ユタ州の冬のリゾート地を舞台に、殺害された児童書の作家の事件の真相について、現在と4年前の状況を描いていくクライム・ミステリーということだが、「ツイン・ピークス」みたいな超常的なサスペンスではなく、内容はストレートな犯罪もの。しかし後述する理由によってあまり明快なナラティブは存在せず、登場人物の動機と行動が映し出されるシーンが断片的につながったようなスタイルをとっている。主な登場人物をざっと挙げると:

・オリビア・レイク:著名な絵本作家。やけにアメコミにも詳しい。山奥の一等地に住み、60手前でありながらも色気がある。のちに死体となって発見される。
・ジョエル:若きアーティスト志望の男性。メビウスのコミックについて熱く語れる。オリビアに気に入られ、彼女の屋敷に移り住む。
・エリック:オリビアの持つ土地を狙う隣人たちによって雇われた詐欺師。巧みにオリビアに接近する。
・ペトラ:エリックの妹。エリックにかけられたオリビア殺しの疑惑を晴らそうとする。

などなど。こうした登場人物の物語が語られ、それぞれに独自の目的や生き方があることが説明される一方で、肝心の殺人事件の真相にはあまり深く入り込まないみたい。それで何でこの作品がそういうスタイルをとっているかというと、これはモバイルアプリおよびウェブサイトで先行公開されたものだったため。そこで観客は登場人物の映像を好きな順番で個別に視聴でき、それぞれの登場人物の観点からストーリーを楽しむことができるのだそうな。

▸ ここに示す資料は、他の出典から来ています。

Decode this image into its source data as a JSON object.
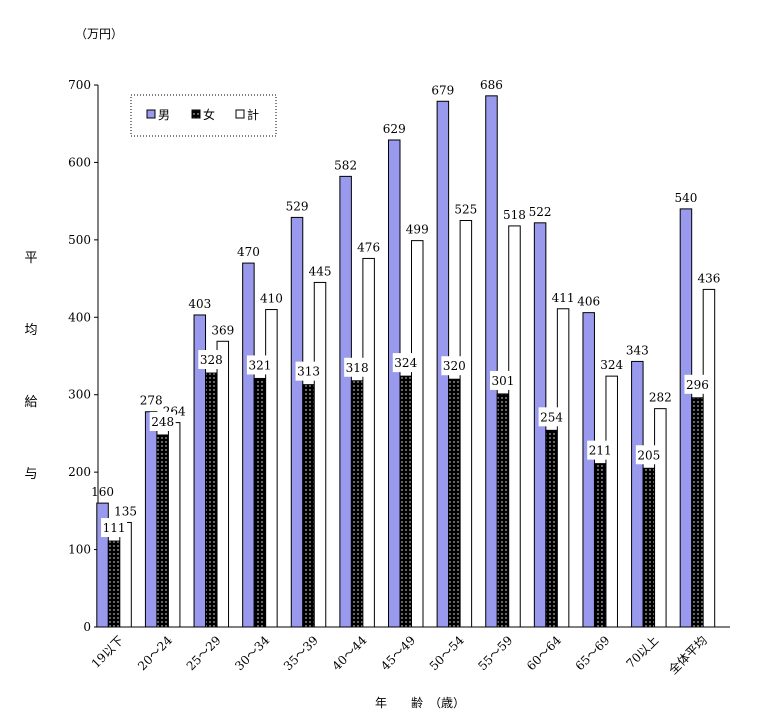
{
  "chart_data": {
    "type": "bar",
    "unit_label": "（万円）",
    "ylabel_chars": [
      "平",
      "均",
      "給",
      "与"
    ],
    "xlabel": "年　　齢　（歳）",
    "categories": [
      "19以下",
      "20～24",
      "25～29",
      "30～34",
      "35～39",
      "40～44",
      "45～49",
      "50～54",
      "55～59",
      "60～64",
      "65～69",
      "70以上",
      "全体平均"
    ],
    "series": [
      {
        "name": "男",
        "color": "#9999ee",
        "pattern": "solid",
        "values": [
          160,
          278,
          403,
          470,
          529,
          582,
          629,
          679,
          686,
          522,
          406,
          343,
          540
        ]
      },
      {
        "name": "女",
        "color": "#000000",
        "pattern": "dotted",
        "values": [
          111,
          248,
          328,
          321,
          313,
          318,
          324,
          320,
          301,
          254,
          211,
          205,
          296
        ]
      },
      {
        "name": "計",
        "color": "#ffffff",
        "pattern": "solid",
        "values": [
          135,
          264,
          369,
          410,
          445,
          476,
          499,
          525,
          518,
          411,
          324,
          282,
          436
        ]
      }
    ],
    "yticks": [
      "0",
      "100",
      "200",
      "300",
      "400",
      "500",
      "600",
      "700"
    ],
    "ylim": [
      0,
      700
    ],
    "legend_position": "top-left",
    "grid": false
  }
}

アプリやサイトは例によってアメリカ国外からのアクセスが制限されていてきちんと鑑賞できないのだが、HBOでの放送はあくまでもストーリーを編集してリニアに並べたものであって、アプリで鑑賞するほうが映像の総尺も長く、より事件の真相に迫った内容になっているのだとか?アプリやウェブサイトと連動するドラマってこれが始めてではないだろうけど、ソダーバーグみたいな大物が関わったものは珍しいだろう。

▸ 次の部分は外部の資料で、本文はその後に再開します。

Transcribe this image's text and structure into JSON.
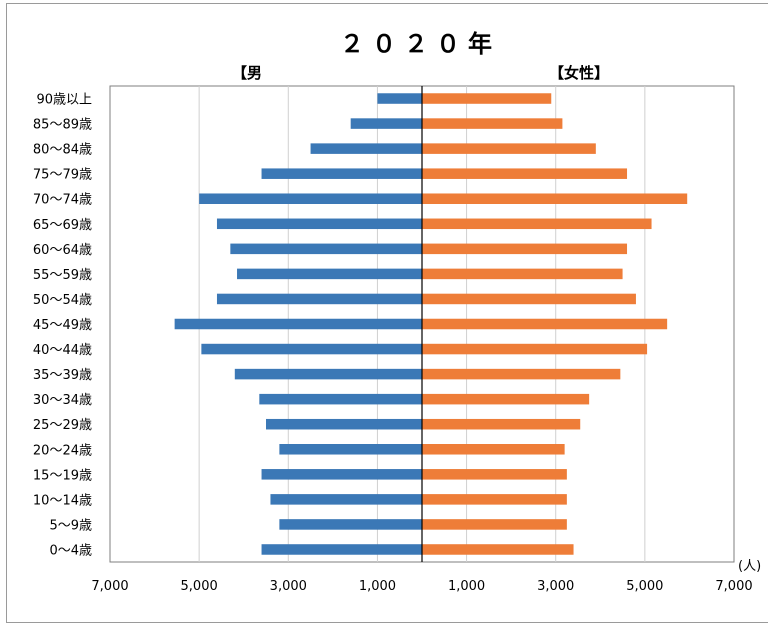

出演はオリビア役にシャロン・ストーン。放漫なタイプの彼女をうまく演じてます。あとはギャレット・ヘドランドにフレッド・ウェラー…って誰だっけ。知った顔ではオリビアの友人役をポール・ルーベンスが演じていた。あとから保安官役でボー・ブリッジスなんかも出てくるみたい。

アプリでいろんな映像をじっくり観て、観客が能動的に話の真相に迫っていくという趣旨のせいか、逆に第1話だけ観た限りでは話があまりにも散漫としていて、何とも判断がつけにくいところ。オリビアが実際に事件に巻き込まれるのは第2話の最後だそうだし、なんか話が進まんなあ、という印象であった。しかし全話を視聴したアメリカの批評家たちには絶賛されていて、ロバート・アルトマンの群像劇ものと比較する声もあるみたい。というわけで、面白いのでしょう。

日本で放送されるときは、アプリやウェブサイトもきちんと翻訳されたりするのだろうか?